Wednesday, October 29, 2008

Whew...I have been bussssy.......


Children make your life important.


I looked at my last post and, I just didn't realize how long it had been since I'd written. This month has been a doozey. My son was married on the 18th. I feel like I've been cleaning for a year. California (my daughter, her husband, and the two grandchildren) came to stay with us. Three days before the wedding, my daughter and I made the wedding cake and the groom's cake. This was no small feat. My daughter and I are both really good bakers but, there was a difference this time. It HAD to look professional. We had a couple of meltdowns but all turned out beautiful. Both cakes were delicious and gorgeous.
It took me about a week to recover from the festivities but, it was all such a blessing.
Today, at 12:16 a.m., my beautiful daughter turned 30 years old. That just doesn't seem possible. Where did all of that delicious time go? I am so proud of both of my children. They are so well grounded, smart, honest, wonderful human beings.
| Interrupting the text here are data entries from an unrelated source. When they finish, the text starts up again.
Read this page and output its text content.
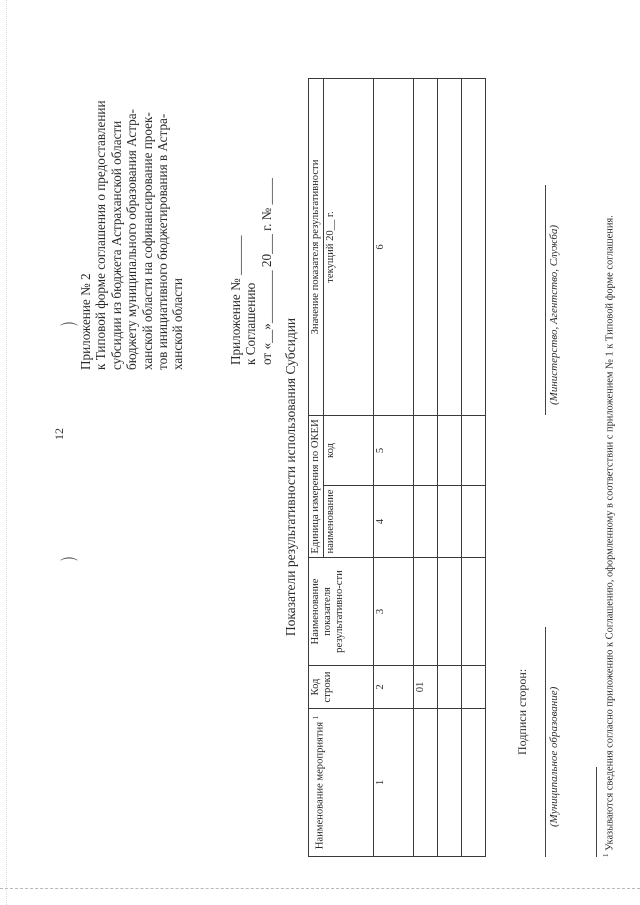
⌒
⌒
12
Приложение № 2 к Типовой форме соглашения о предоставлении субсидии из бюджета Астраханской области бюджету муниципального образования Астра- ханской области на софинансирование проек- тов инициативного бюджетирования в Астра- ханской области	Приложение № ______ к Соглашению от «__»________ 20___ г. № ____
Показатели результативности использования Субсидии
Наименование мероприятия $^1$	Код строки	Наименование показателя результативно-сти	Единица измерения по ОКЕИ		Значение показателя результативности
			наименование	код	текущий 20__ г.
1	2	3	4	5	6
	01				

						Подписи сторон: (Муниципальное образование)
(Министерство, Агентство, Служба)
$^1$ Указываются сведения согласно приложению к Соглашению, оформленному в соответствии с приложением № 1 к Типовой форме соглашения.
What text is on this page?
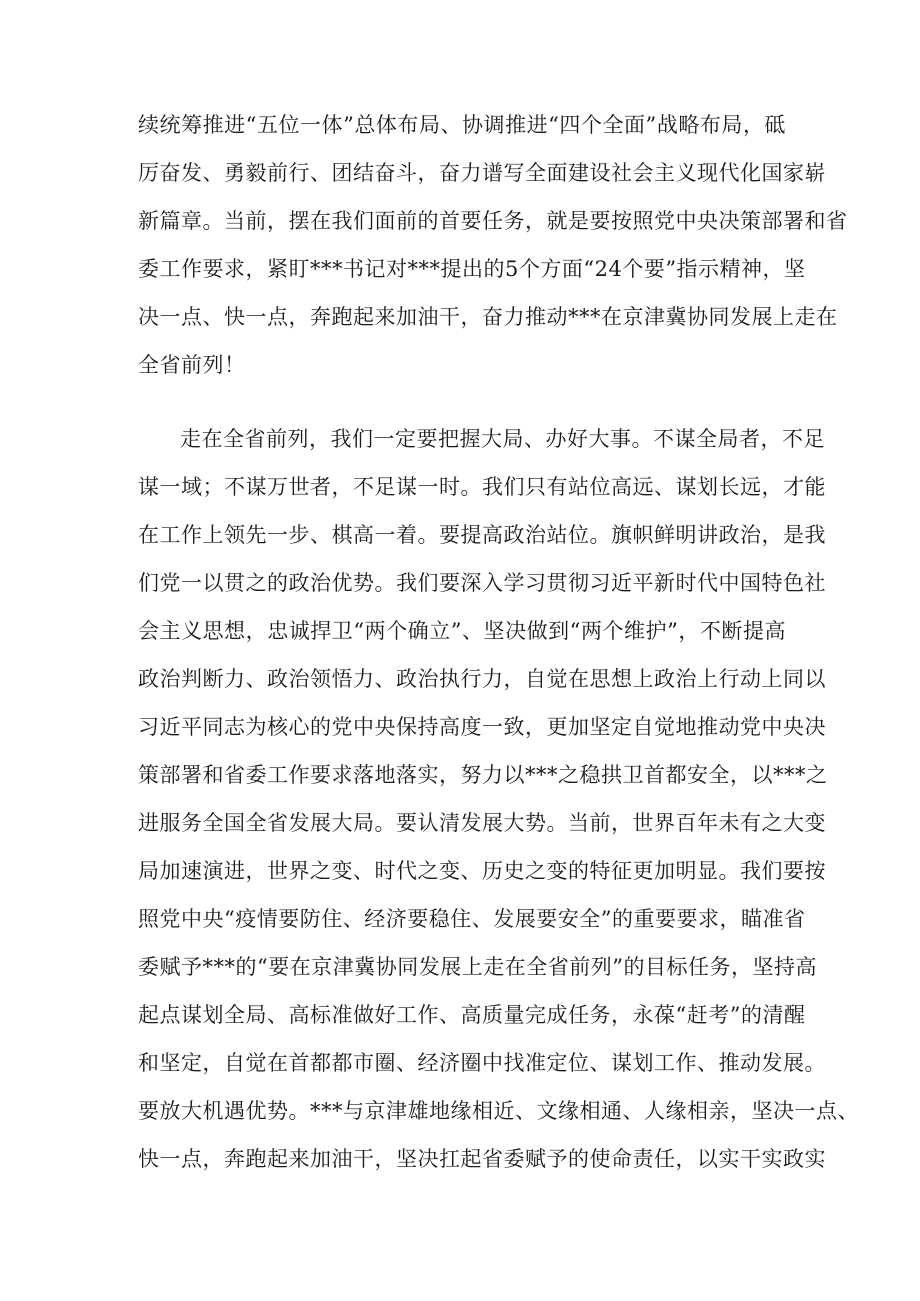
续统筹推进“五位一体”总体布局、协调推进“四个全面”战略布局，砥
厉奋发、勇毅前行、团结奋斗，奋力谱写全面建设社会主义现代化国家崭
新篇章。当前，摆在我们面前的首要任务，就是要按照党中央决策部署和省
委工作要求，紧盯***书记对***提出的5个方面“24个要”指示精神，坚
决一点、快一点，奔跑起来加油干，奋力推动***在京津冀协同发展上走在
全省前列！
走在全省前列，我们一定要把握大局、办好大事。不谋全局者，不足
谋一域；不谋万世者，不足谋一时。我们只有站位高远、谋划长远，才能
在工作上领先一步、棋高一着。要提高政治站位。旗帜鲜明讲政治，是我
们党一以贯之的政治优势。我们要深入学习贯彻习近平新时代中国特色社
会主义思想，忠诚捍卫“两个确立”、坚决做到“两个维护”，不断提高
政治判断力、政治领悟力、政治执行力，自觉在思想上政治上行动上同以
习近平同志为核心的党中央保持高度一致，更加坚定自觉地推动党中央决
策部署和省委工作要求落地落实，努力以***之稳拱卫首都安全，以***之
进服务全国全省发展大局。要认清发展大势。当前，世界百年未有之大变
局加速演进，世界之变、时代之变、历史之变的特征更加明显。我们要按
照党中央“疫情要防住、经济要稳住、发展要安全”的重要要求，瞄准省
委赋予***的“要在京津冀协同发展上走在全省前列”的目标任务，坚持高
起点谋划全局、高标准做好工作、高质量完成任务，永葆“赶考”的清醒
和坚定，自觉在首都都市圈、经济圈中找准定位、谋划工作、推动发展。
要放大机遇优势。***与京津雄地缘相近、文缘相通、人缘相亲，坚决一点、
快一点，奔跑起来加油干，坚决扛起省委赋予的使命责任，以实干实政实
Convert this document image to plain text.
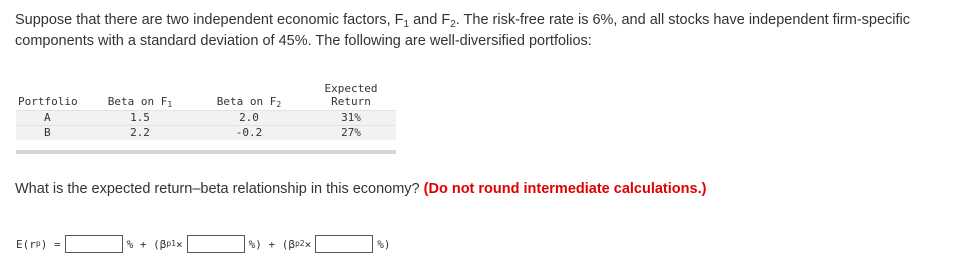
Suppose that there are two independent economic factors, $F_1$ and $F_2$. The risk-free rate is 6%, and all stocks have independent firm-specific components with a standard deviation of 45%. The following are well-diversified portfolios:
Portfolio	Beta on $F_1$	Beta on $F_2$	Expected
Return
A	1.5	2.0	31%
B	2.2	-0.2	27%
What is the expected return–beta relationship in this economy? (Do not round intermediate calculations.)
E(r p ) =	% + (β p1 ×	%) + (β p2 ×	%)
If they ever did anything wrong, I don't think that I remember--oh, wait--I just remembered something. It's minor now--not even worth mentioning.
I read my daughter's blog about Halloween. I have very fond memories of Halloween. Each year the kid's would decide what they wanted to be and I would make their costumes. Believe it or not, I still have them. I just recently archived them so that they would remain preserved and unharmed. I remember clowns, bunny rabbits, princess lea and some others. Unfortunately, I don't have my son's T-rex costume nor his Teenage Mutant Ninja Turtle costume, which in all honesty, were masterpieces. That was a really fun era of my life. I wouldn't trade it for the world.
Husband's hungry, gotta go. Later........

Saturday, October 4, 2008

I will win...

A loser is a winner if he conquers himself.
Bob Gass
I just read my daughter's blog this morning. It is such an awakening to realize that we change physically as we age. When I was young and was not yet diagnosed with M.S., I juggled a physically and mentally challenging career, an extremely demanding boss (who is now one of my best friends), a marriage, two magnificent children (one of which I might say had an "attitude"). I was my own housekeeper and cook and all taking care of all of the accoutrements that go with that job. In my spare time (this is funny--did I have any? It's a blurr...), I was a long distance runner (a mental health requirement at the time), I played the piano and guitar. Then....
I was diagnosed. The symptoms had been creeping-up on me. In about one day, I lost my job. I must say that my boss was (still is) the best in crisis along with my husband. Not the same husband in the first paragraph. The point of all of this is, in the beginning, everthing changed except my husband (the best). He treated me exactly the same as before I was labeled.
But, there was no more running, no playing piano, no job. All of those doors closed. I learned not to dwell on what I could no longer do but, what I could accomplish. I had to change my methods of doing things. The fatigue associated with this disease is overwhelming. I accomplish, much slower now, but I accomplish many things. I went back to school, got a degree in Anthropology. It takes me about a month to clean the house but, I do what I can when I can.
I never let M.S. conquer me. I have done all that I can to remain healthy. I told my children that there may come a day when I can no longer do for myself but, it will never be because of something that I did to or did not do for myself.
It's been 32 years since my first symptom, and I'm still walking (not pretty but, still walking). I have great faith in God and the Holy Spirit guides me all day. The only credit I take for my good heath, at this point, is that I follow the good directions--physically and mentally and most important, spritually.